New York Daily News

Geno-Muffet feud continues to spill out off the court

- BY SARAH VALENZUELA

Muffet McGraw has had a long, now ongoing, back and forth with Geno Auriemma.

On Monday, Auriemma and the sports world dialed in on comments the former Notre Dame coach made in December about UConn having an “outsized” influence in women’s basketball and ESPN having an “over the top” UConn bias, from the players they discuss to the coverage the team gets in comparison to the rest of the women’s college basketball landscape. Auriemma called McGraw “bored” and “lonely” for talking about UConn. He mocked Notre Dame’s two championsh­ips, sarcastica­lly said ESPN’s bias of UConn helped his team to 111 straight wins and said people watch UConn because they win.

“I think the bias has something to do with — if there is any — the 11 national championsh­ips, which is a lot more than two,” Auriemma told Bob Joyce on ESPN Radio.

The UConn coach chose to focus on that part of McGraw’s interview on an episode of “Off the Looking Glass” podcast hosted by Kate Fagan and Jessica Smetana. The full context of what she said was more powerful than the admittedly misguided claim that ESPN loves UConn.

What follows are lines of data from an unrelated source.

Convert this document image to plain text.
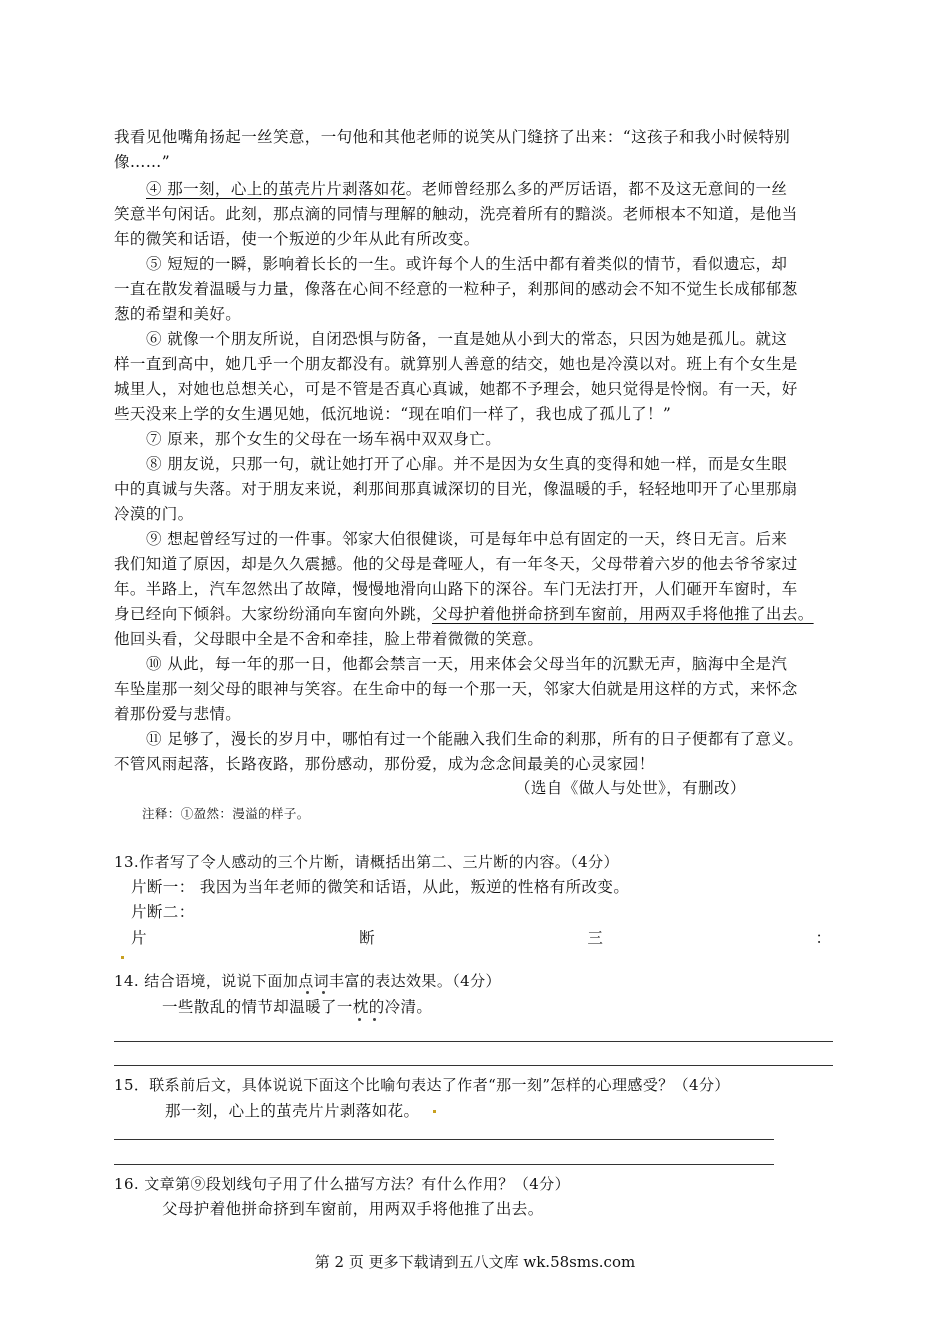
我看见他嘴角扬起一丝笑意，一句他和其他老师的说笑从门缝挤了出来：“这孩子和我小时候特别
像……”
④ 那一刻，心上的茧壳片片剥落如花。老师曾经那么多的严厉话语，都不及这无意间的一丝
笑意半句闲话。此刻，那点滴的同情与理解的触动，洗亮着所有的黯淡。老师根本不知道，是他当
年的微笑和话语，使一个叛逆的少年从此有所改变。
⑤ 短短的一瞬，影响着长长的一生。或许每个人的生活中都有着类似的情节，看似遗忘，却
一直在散发着温暖与力量，像落在心间不经意的一粒种子，剎那间的感动会不知不觉生长成郁郁葱
葱的希望和美好。
⑥ 就像一个朋友所说，自闭恐惧与防备，一直是她从小到大的常态，只因为她是孤儿。就这
样一直到高中，她几乎一个朋友都没有。就算别人善意的结交，她也是冷漠以对。班上有个女生是
城里人，对她也总想关心，可是不管是否真心真诚，她都不予理会，她只觉得是怜悯。有一天，好
些天没来上学的女生遇见她，低沉地说：“现在咱们一样了，我也成了孤儿了！”
⑦ 原来，那个女生的父母在一场车祸中双双身亡。
⑧ 朋友说，只那一句，就让她打开了心扉。并不是因为女生真的变得和她一样，而是女生眼
中的真诚与失落。对于朋友来说，剎那间那真诚深切的目光，像温暖的手，轻轻地叩开了心里那扇
冷漠的门。
⑨ 想起曾经写过的一件事。邻家大伯很健谈，可是每年中总有固定的一天，终日无言。后来
我们知道了原因，却是久久震撼。他的父母是聋哑人，有一年冬天，父母带着六岁的他去爷爷家过
年。半路上，汽车忽然出了故障，慢慢地滑向山路下的深谷。车门无法打开，人们砸开车窗时，车
身已经向下倾斜。大家纷纷涌向车窗向外跳，父母护着他拼命挤到车窗前，用两双手将他推了出去。
他回头看，父母眼中全是不舍和牵挂，脸上带着微微的笑意。
⑩ 从此，每一年的那一日，他都会禁言一天，用来体会父母当年的沉默无声，脑海中全是汽
车坠崖那一刻父母的眼神与笑容。在生命中的每一个那一天，邻家大伯就是用这样的方式，来怀念
着那份爱与悲情。
⑪ 足够了，漫长的岁月中，哪怕有过一个能融入我们生命的剎那，所有的日子便都有了意义。
不管风雨起落，长路夜路，那份感动，那份爱，成为念念间最美的心灵家园！
（选自《做人与处世》，有删改）
注释：①盈然：漫溢的样子。
13.作者写了令人感动的三个片断，请概括出第二、三片断的内容。（4分）
片断一： 我因为当年老师的微笑和话语，从此，叛逆的性格有所改变。
片断二：
片	断	三	：
14. 结合语境，说说下面加点词丰富的表达效果。（4分）
一些散乱的情节却温暖了一枕的冷清。
15．联系前后文，具体说说下面这个比喻句表达了作者“那一刻”怎样的心理感受？（4分）
那一刻，心上的茧壳片片剥落如花。
16. 文章第⑨段划线句子用了什么描写方法？有什么作用？（4分）
父母护着他拼命挤到车窗前，用两双手将他推了出去。
第 2 页 更多下载请到五八文库 wk.58sms.com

McGraw, on Dec. 22, spoke to her experience­s as a woman in basketball, saying that she was judged — even by older women’s coaches — for her words in the same spaces while men like Auriemma said worse. She called out the patriarchy for taking the easy way out in saying they cover women’s sports by simply covering one team, UConn. And she talked about how much being a woman in sports is different today than when she was a college player.

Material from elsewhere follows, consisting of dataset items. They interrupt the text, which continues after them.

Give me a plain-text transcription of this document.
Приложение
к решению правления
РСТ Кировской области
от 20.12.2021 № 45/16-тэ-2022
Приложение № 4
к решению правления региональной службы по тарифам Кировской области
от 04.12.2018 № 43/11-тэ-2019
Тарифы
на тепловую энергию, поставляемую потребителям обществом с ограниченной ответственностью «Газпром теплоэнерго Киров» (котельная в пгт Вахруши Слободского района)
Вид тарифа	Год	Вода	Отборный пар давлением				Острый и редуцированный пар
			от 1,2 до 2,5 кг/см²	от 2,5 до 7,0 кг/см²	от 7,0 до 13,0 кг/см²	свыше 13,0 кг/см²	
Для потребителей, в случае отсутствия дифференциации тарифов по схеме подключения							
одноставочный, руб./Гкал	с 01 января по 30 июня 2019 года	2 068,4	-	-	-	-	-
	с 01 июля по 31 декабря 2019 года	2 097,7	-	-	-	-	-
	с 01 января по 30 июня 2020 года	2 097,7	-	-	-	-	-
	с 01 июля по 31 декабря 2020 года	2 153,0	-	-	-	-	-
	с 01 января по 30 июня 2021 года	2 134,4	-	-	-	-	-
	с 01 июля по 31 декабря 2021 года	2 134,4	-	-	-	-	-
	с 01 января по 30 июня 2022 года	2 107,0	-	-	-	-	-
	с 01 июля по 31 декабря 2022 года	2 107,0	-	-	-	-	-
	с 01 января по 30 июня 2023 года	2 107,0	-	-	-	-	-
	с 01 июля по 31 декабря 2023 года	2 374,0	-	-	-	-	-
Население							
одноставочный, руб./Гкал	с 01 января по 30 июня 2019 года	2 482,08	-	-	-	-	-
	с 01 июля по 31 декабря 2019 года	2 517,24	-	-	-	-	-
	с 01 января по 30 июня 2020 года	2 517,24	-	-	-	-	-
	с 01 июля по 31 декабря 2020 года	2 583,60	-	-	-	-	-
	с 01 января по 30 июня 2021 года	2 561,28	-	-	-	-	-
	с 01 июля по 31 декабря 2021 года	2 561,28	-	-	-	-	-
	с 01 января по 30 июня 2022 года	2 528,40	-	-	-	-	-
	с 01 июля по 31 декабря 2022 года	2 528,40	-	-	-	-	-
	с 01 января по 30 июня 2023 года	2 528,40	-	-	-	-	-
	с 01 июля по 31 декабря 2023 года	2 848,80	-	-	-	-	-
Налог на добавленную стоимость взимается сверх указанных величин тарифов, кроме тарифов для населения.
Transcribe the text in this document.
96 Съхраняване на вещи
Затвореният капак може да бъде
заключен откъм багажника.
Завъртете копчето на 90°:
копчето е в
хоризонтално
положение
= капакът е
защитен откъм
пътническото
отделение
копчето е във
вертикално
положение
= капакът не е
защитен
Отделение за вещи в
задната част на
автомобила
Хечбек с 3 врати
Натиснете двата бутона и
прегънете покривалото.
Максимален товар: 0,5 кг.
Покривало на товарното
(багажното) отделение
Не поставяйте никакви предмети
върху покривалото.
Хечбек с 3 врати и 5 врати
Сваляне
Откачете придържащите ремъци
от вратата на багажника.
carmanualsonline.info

“We expect different things from women leaders, also. So I think it’s really hard for women leaders to be (tough and confident),” McGraw said, adding later in response to another question. “For women especially (back in the ’70s and ’80s] we would go in and just be so happy to get what we got ... my generation has just been fighting this battle for so long that we all look to say ‘thank you’ more than ‘yeah, and we deserve more.’ ”

McGraw, much later in the show was then asked directly about her opinion on the UConn bias. Fagan and Smetana prefaced their question with former Stanford star Nneka Ogwumike’s snub from Team USA at last summer’s Olympics.

When Ogwumike, a WNBA MVP and 2016 champion, was left off the list, Candace Parker — who was also left off the roster in 2016 and 2020 — called out the entire selection committee and Auriemma, who had influence selecting those teams: “(Nneka’s) the only MVP not to make an Olympic team, which is b------t.”

The show’s hosts didn’t ask McGraw to talk about Team USA, but of whether such a bias in women’s basketball exists.

So McGraw replied. “Absolutely. And I think if you read anything that Candace Parker said, ‘I didn’t make the USA team because Geno didn’t like me...’ and I think that’s absolutely true,” McGraw said.

“What they’ve done has been amazing. I think people measure their team by them,” she said. “When we joined the Big East, we were like, ‘We want to get to where they are. That’s what we want to be.’ We’re trying to emulate them.”

McGraw then agreed with the hosts that coverage of UConn and its players is “an easy out” for networks and publicatio­ns to say they cover women’s sports as opposed to doing more research on players from other teams.

“I think there are a lot of great coaches out there, but we don’t know about any of them because so much of the attention is on one team,” she said.